Thanks to the undname.exe tool, provided with Visual Studio, I can get to know what exactly each of those decorated names mean:
the first corresponds to:
static LeakedObjectDetector<KeyPress>::LeakCounter& __cdecl LeakedObjectDetector<KeyPress>::getCounter()
while the second means:
static LeakedObjectDetector<KeyPress>::LeakCounter& __stdcall LeakedObjectDetector<KeyPress>::getCounter()
The difference is now clear: they are two copies of the same function, differing only because if their calling convention (cdecl
and stdcall
respectively).
Unsurprisingly, the one which uses stdcall
comes from juce_audio_plugin_client_RTAS_1.obj
, which makes sense because the RTAS plug-in wrapper is in fact built with that calling convention.

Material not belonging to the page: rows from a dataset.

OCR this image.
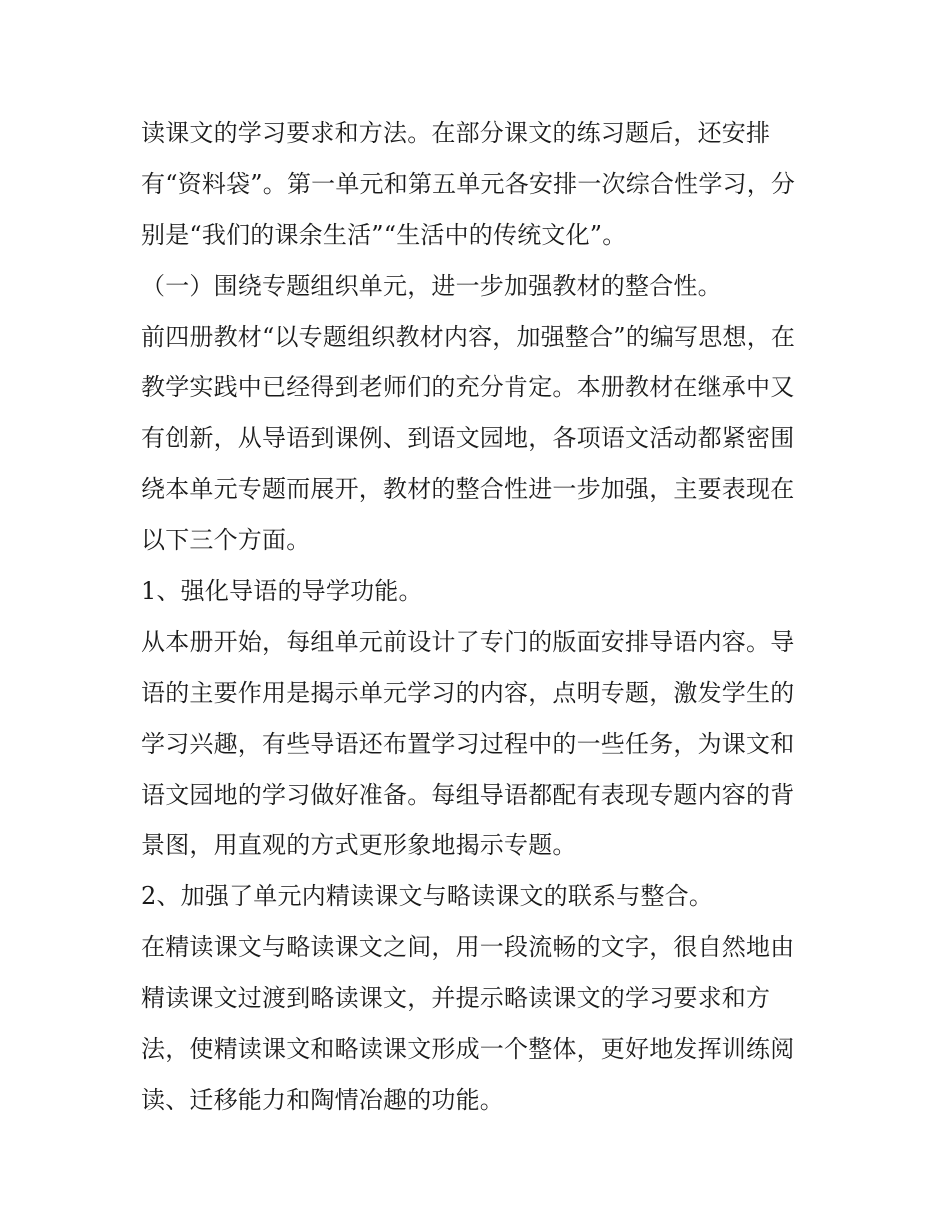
读课文的学习要求和方法。在部分课文的练习题后，还安排
有“资料袋”。第一单元和第五单元各安排一次综合性学习，分
别是“我们的课余生活”“生活中的传统文化”。
（一）围绕专题组织单元，进一步加强教材的整合性。
前四册教材“以专题组织教材内容，加强整合”的编写思想，在
教学实践中已经得到老师们的充分肯定。本册教材在继承中又
有创新，从导语到课例、到语文园地，各项语文活动都紧密围
绕本单元专题而展开，教材的整合性进一步加强，主要表现在
以下三个方面。
1、强化导语的导学功能。
从本册开始，每组单元前设计了专门的版面安排导语内容。导
语的主要作用是揭示单元学习的内容，点明专题，激发学生的
学习兴趣，有些导语还布置学习过程中的一些任务，为课文和
语文园地的学习做好准备。每组导语都配有表现专题内容的背
景图，用直观的方式更形象地揭示专题。
2、加强了单元内精读课文与略读课文的联系与整合。
在精读课文与略读课文之间，用一段流畅的文字，很自然地由
精读课文过渡到略读课文，并提示略读课文的学习要求和方
法，使精读课文和略读课文形成一个整体，更好地发挥训练阅
读、迁移能力和陶情冶趣的功能。
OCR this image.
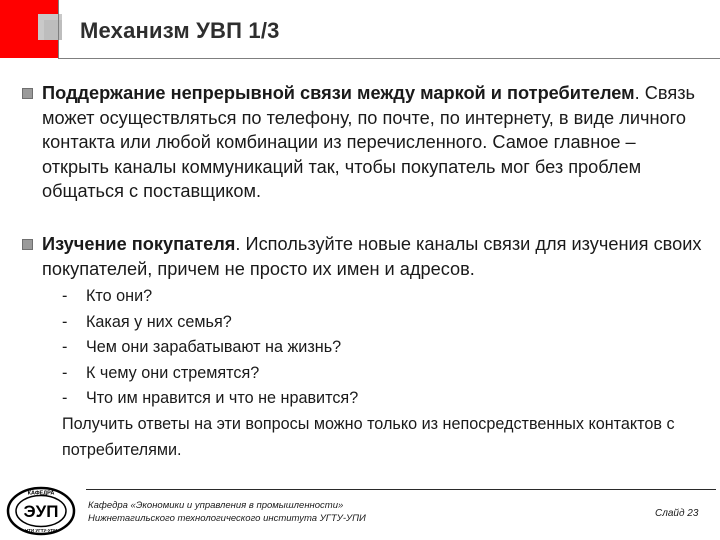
Механизм УВП 1/3
Поддержание непрерывной связи между маркой и потребителем. Связь может осуществляться по телефону, по почте, по интернету, в виде личного контакта или любой комбинации из перечисленного. Самое главное – открыть каналы коммуникаций так, чтобы покупатель мог без проблем общаться с поставщиком.
Изучение покупателя. Используйте новые каналы связи для изучения своих покупателей, причем не просто их имен и адресов.
- Кто они?
- Какая у них семья?
- Чем они зарабатывают на жизнь?
- К чему они стремятся?
- Что им нравится и что не нравится?
Получить ответы на эти вопросы можно только из непосредственных контактов с потребителями.
КАФЕДРА
ЭУП
НТИ УГТУ-УПИ
Кафедра «Экономики и управления в промышленности»
Нижнетагильского технологического института УГТУ-УПИ	Слайд 23
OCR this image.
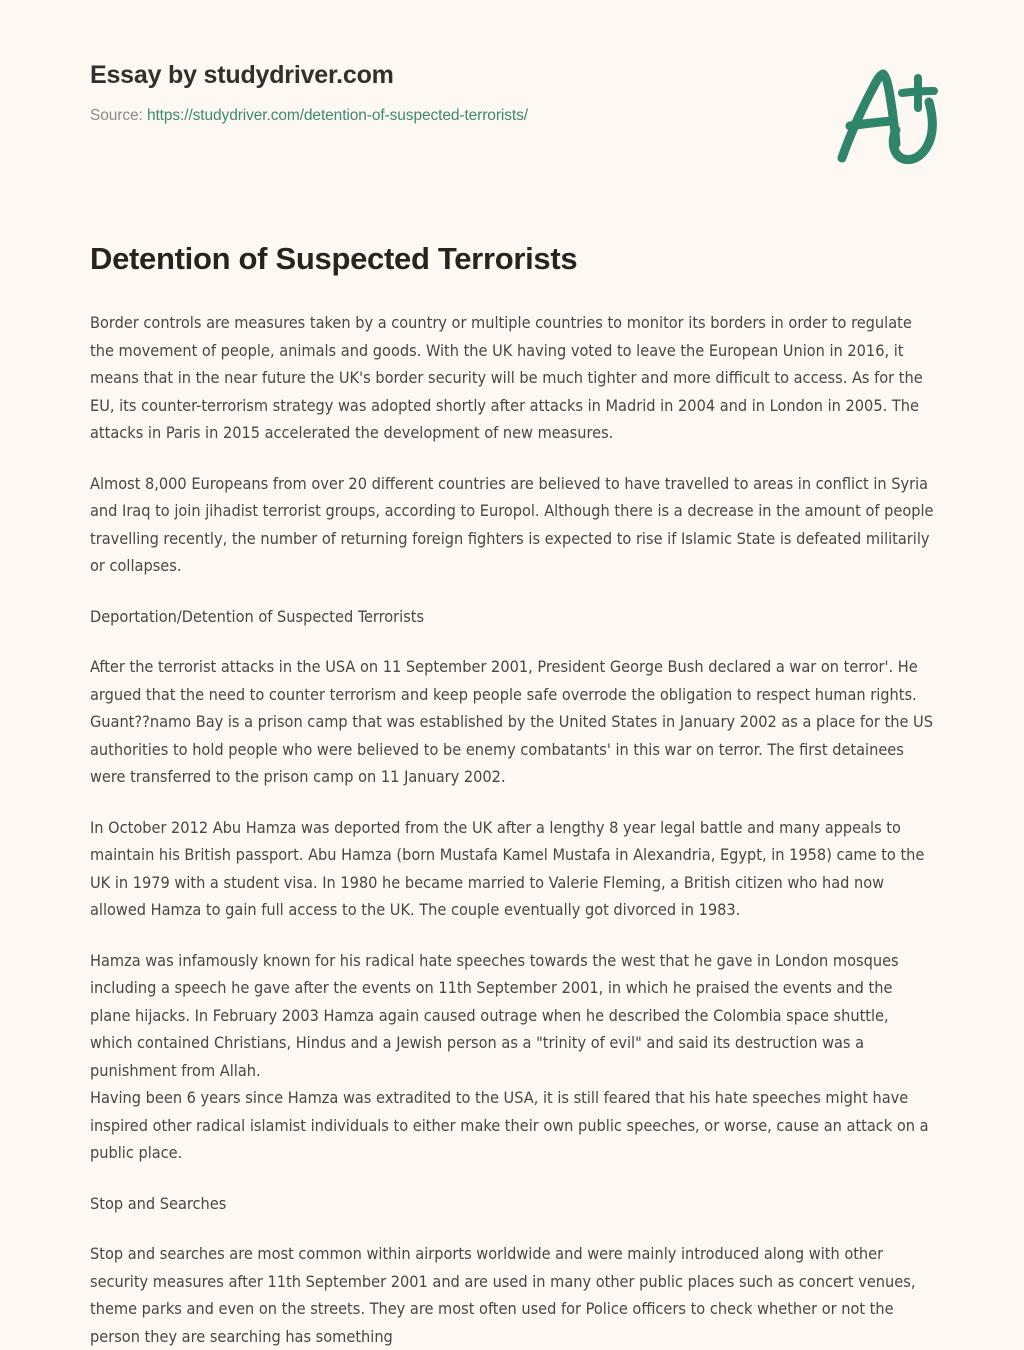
Essay by studydriver.com
Source: https://studydriver.com/detention-of-suspected-terrorists/
Detention of Suspected Terrorists

Border controls are measures taken by a country or multiple countries to monitor its borders in order to regulate the movement of people, animals and goods. With the UK having voted to leave the European Union in 2016, it means that in the near future the UK's border security will be much tighter and more difficult to access. As for the EU, its counter-terrorism strategy was adopted shortly after attacks in Madrid in 2004 and in London in 2005. The attacks in Paris in 2015 accelerated the development of new measures.

Almost 8,000 Europeans from over 20 different countries are believed to have travelled to areas in conflict in Syria and Iraq to join jihadist terrorist groups, according to Europol. Although there is a decrease in the amount of people travelling recently, the number of returning foreign fighters is expected to rise if Islamic State is defeated militarily or collapses.

Deportation/Detention of Suspected Terrorists

After the terrorist attacks in the USA on 11 September 2001, President George Bush declared a war on terror'. He argued that the need to counter terrorism and keep people safe overrode the obligation to respect human rights. Guant??namo Bay is a prison camp that was established by the United States in January 2002 as a place for the US authorities to hold people who were believed to be enemy combatants' in this war on terror. The first detainees were transferred to the prison camp on 11 January 2002.

In October 2012 Abu Hamza was deported from the UK after a lengthy 8 year legal battle and many appeals to maintain his British passport. Abu Hamza (born Mustafa Kamel Mustafa in Alexandria, Egypt, in 1958) came to the UK in 1979 with a student visa. In 1980 he became married to Valerie Fleming, a British citizen who had now allowed Hamza to gain full access to the UK. The couple eventually got divorced in 1983.

Hamza was infamously known for his radical hate speeches towards the west that he gave in London mosques including a speech he gave after the events on 11th September 2001, in which he praised the events and the plane hijacks. In February 2003 Hamza again caused outrage when he described the Colombia space shuttle, which contained Christians, Hindus and a Jewish person as a "trinity of evil" and said its destruction was a punishment from Allah.

Having been 6 years since Hamza was extradited to the USA, it is still feared that his hate speeches might have inspired other radical islamist individuals to either make their own public speeches, or worse, cause an attack on a public place.

Stop and Searches

Stop and searches are most common within airports worldwide and were mainly introduced along with other security measures after 11th September 2001 and are used in many other public places such as concert venues, theme parks and even on the streets. They are most often used for Police officers to check whether or not the person they are searching has something
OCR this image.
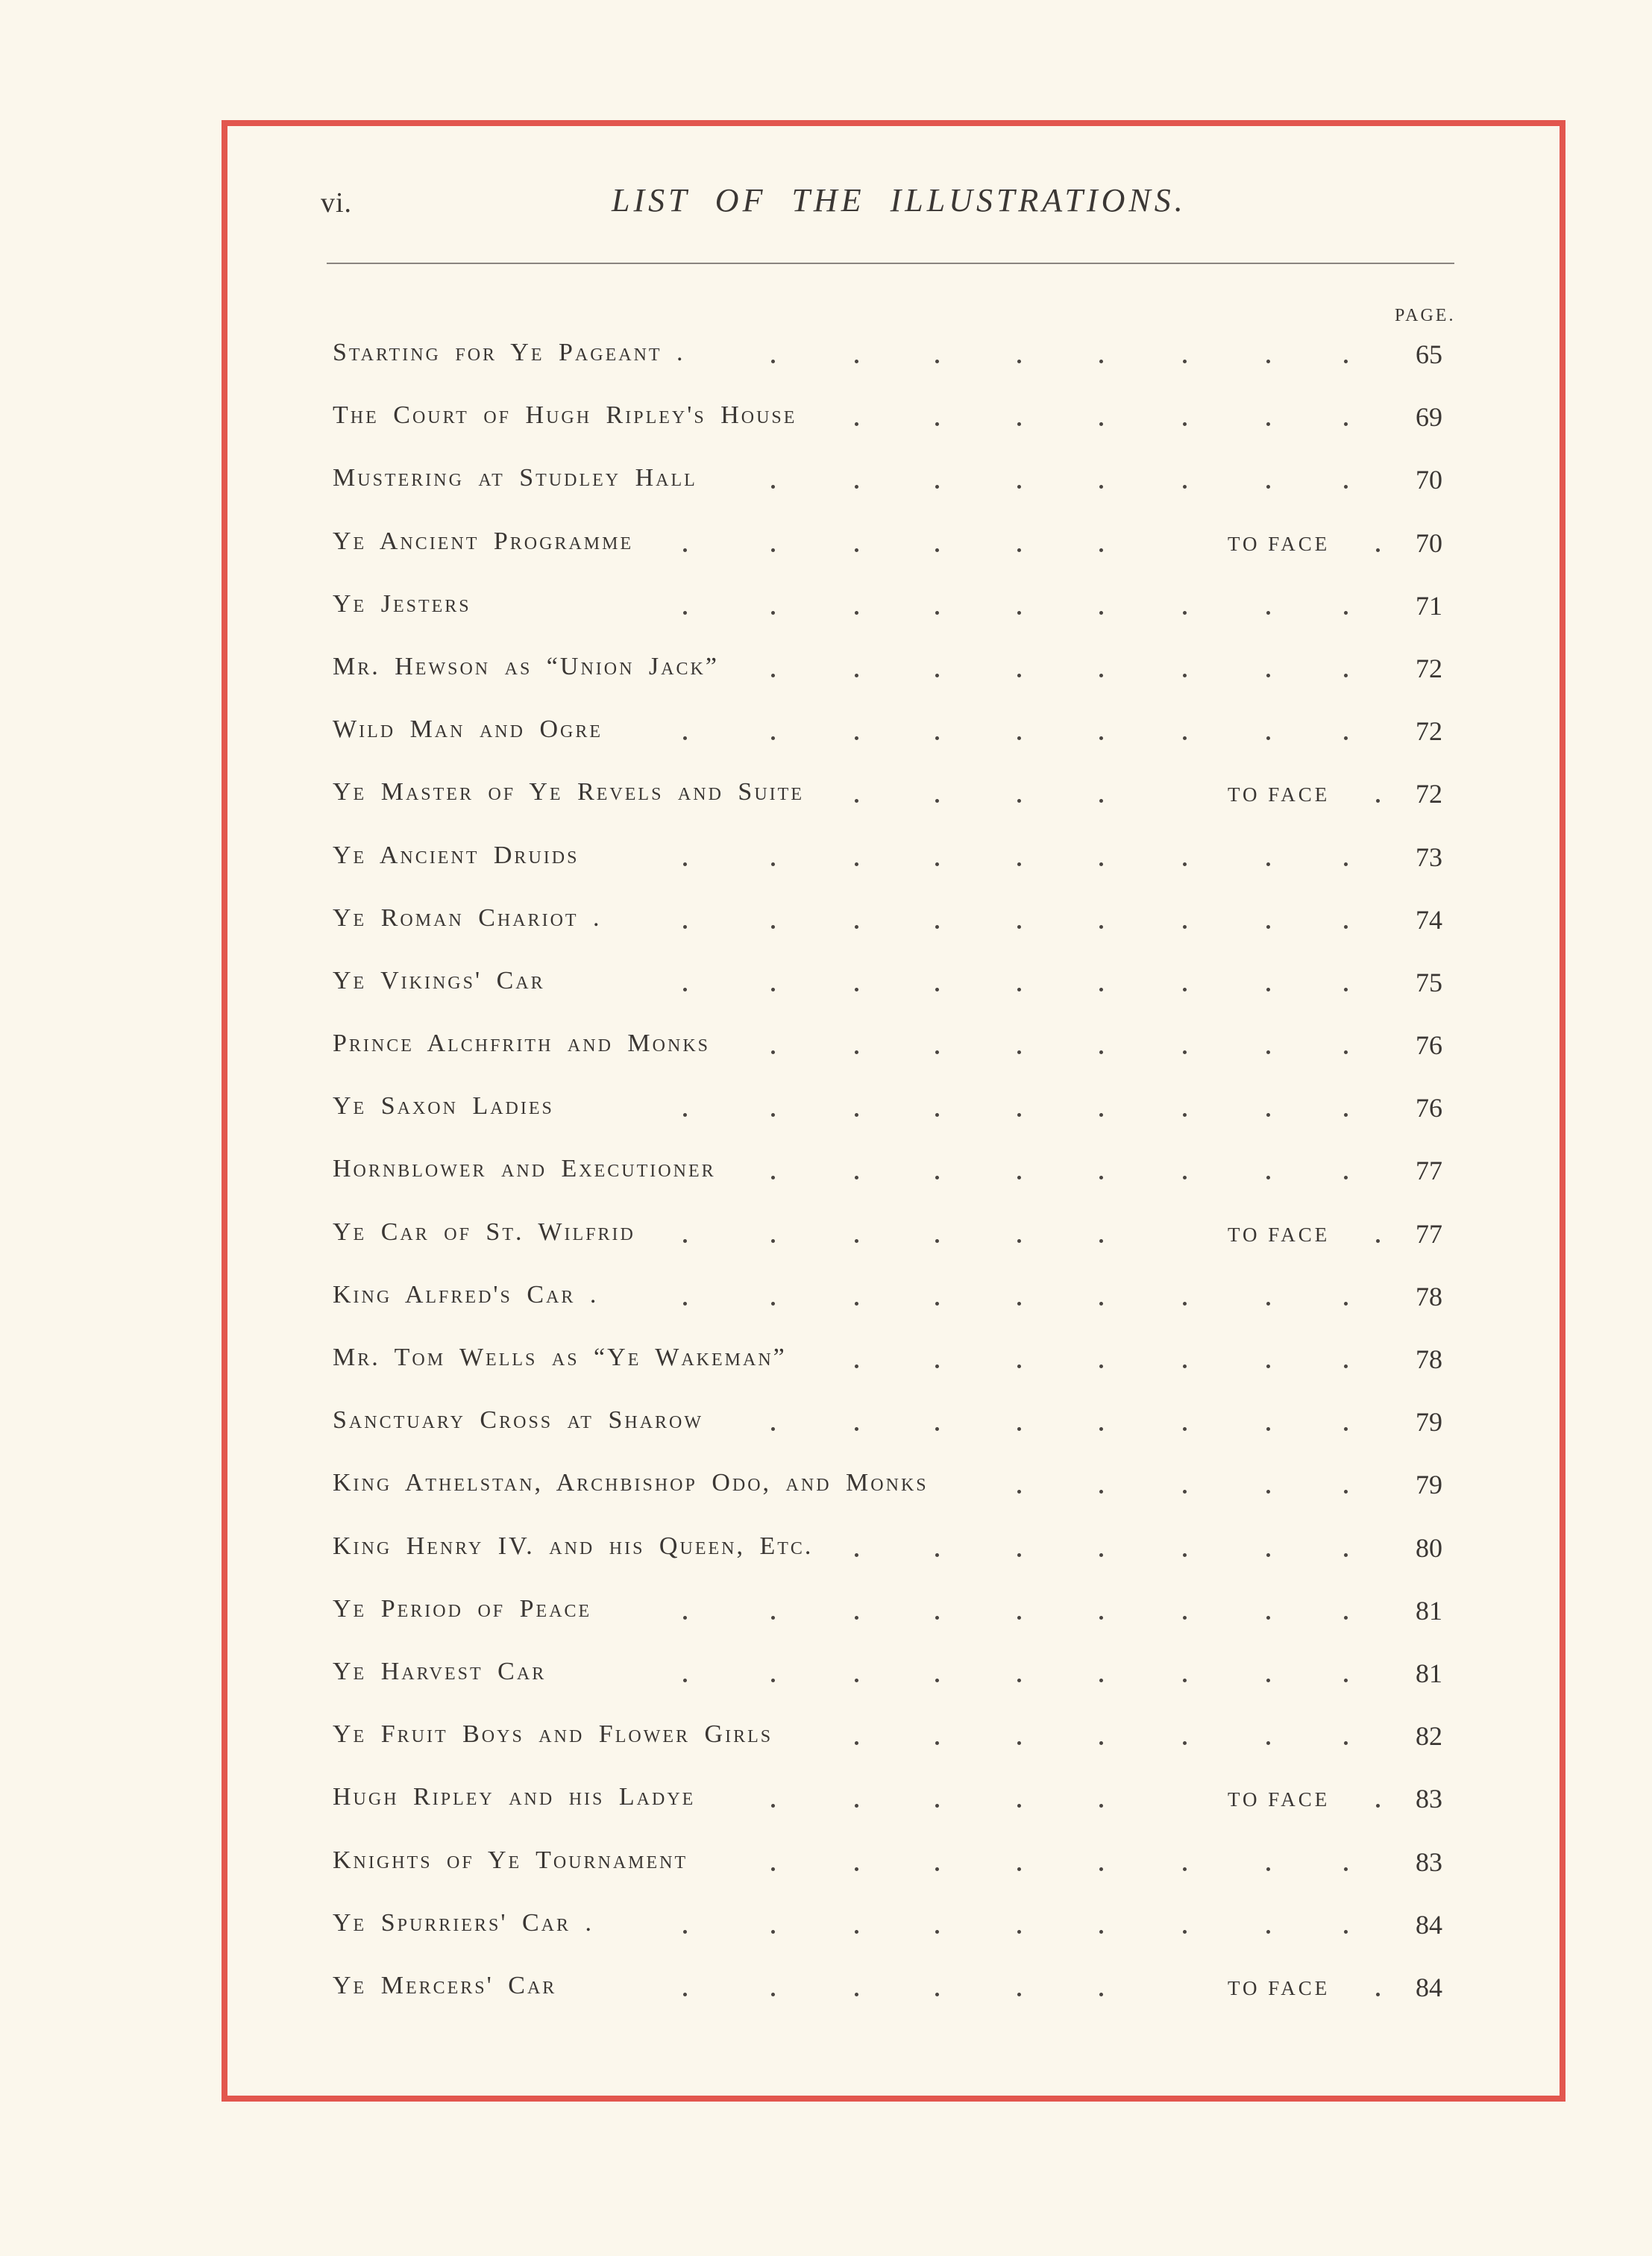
vi.	LIST OF THE ILLUSTRATIONS.
PAGE.
Starting for Ye Pageant .	65
The Court of Hugh Ripley's House	69
Mustering at Studley Hall	70
Ye Ancient Programme	TO FACE	70
Ye Jesters	71
Mr. Hewson as “Union Jack”	72
Wild Man and Ogre	72
Ye Master of Ye Revels and Suite	TO FACE	72
Ye Ancient Druids	73
Ye Roman Chariot .	74
Ye Vikings' Car	75
Prince Alchfrith and Monks	76
Ye Saxon Ladies	76
Hornblower and Executioner	77
Ye Car of St. Wilfrid	TO FACE	77
King Alfred's Car .	78
Mr. Tom Wells as “Ye Wakeman”	78
Sanctuary Cross at Sharow	79
King Athelstan, Archbishop Odo, and Monks	79
King Henry IV. and his Queen, Etc.	80
Ye Period of Peace	81
Ye Harvest Car	81
Ye Fruit Boys and Flower Girls	82
Hugh Ripley and his Ladye	TO FACE	83
Knights of Ye Tournament	83
Ye Spurriers' Car .	84
Ye Mercers' Car	TO FACE	84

To confirm what I have found, if I replace the stdcall
calling convention in every place where it is used (also in the PT SDK projects that build the libraries needed for RTAS), I can build the polymorphic 32-bit plug-in just fine, and it will load correctly (as a VST), showing the correct printouts:
function pointer 0CA2F8F0, counter object: 0DF5AE90, value: 0
function pointer 0CA2F8F0, counter object: 0DF5AE90, value: 1
but unfortunately, doing so results in Pro Tools 10 not seeing it as a RTAS plug-in any more (as I described in more detail in my first post).
And this, gentlemen, is the story of why I am searching for a way to build the PT SDK with cdecl
calling convention, which the SDK documentation says it is entirely possible, but that I am somehow unable to put in practice.
THE END
POST CREDITS SCENE:
But wait?! Why in the world does the destruction of a KeyPress
instance in my simple code (which is in a cpp file built using cdecl
) end up calling a getCounter()
function which is defined in some other RTAS module, and that uses an entirely different calling convention???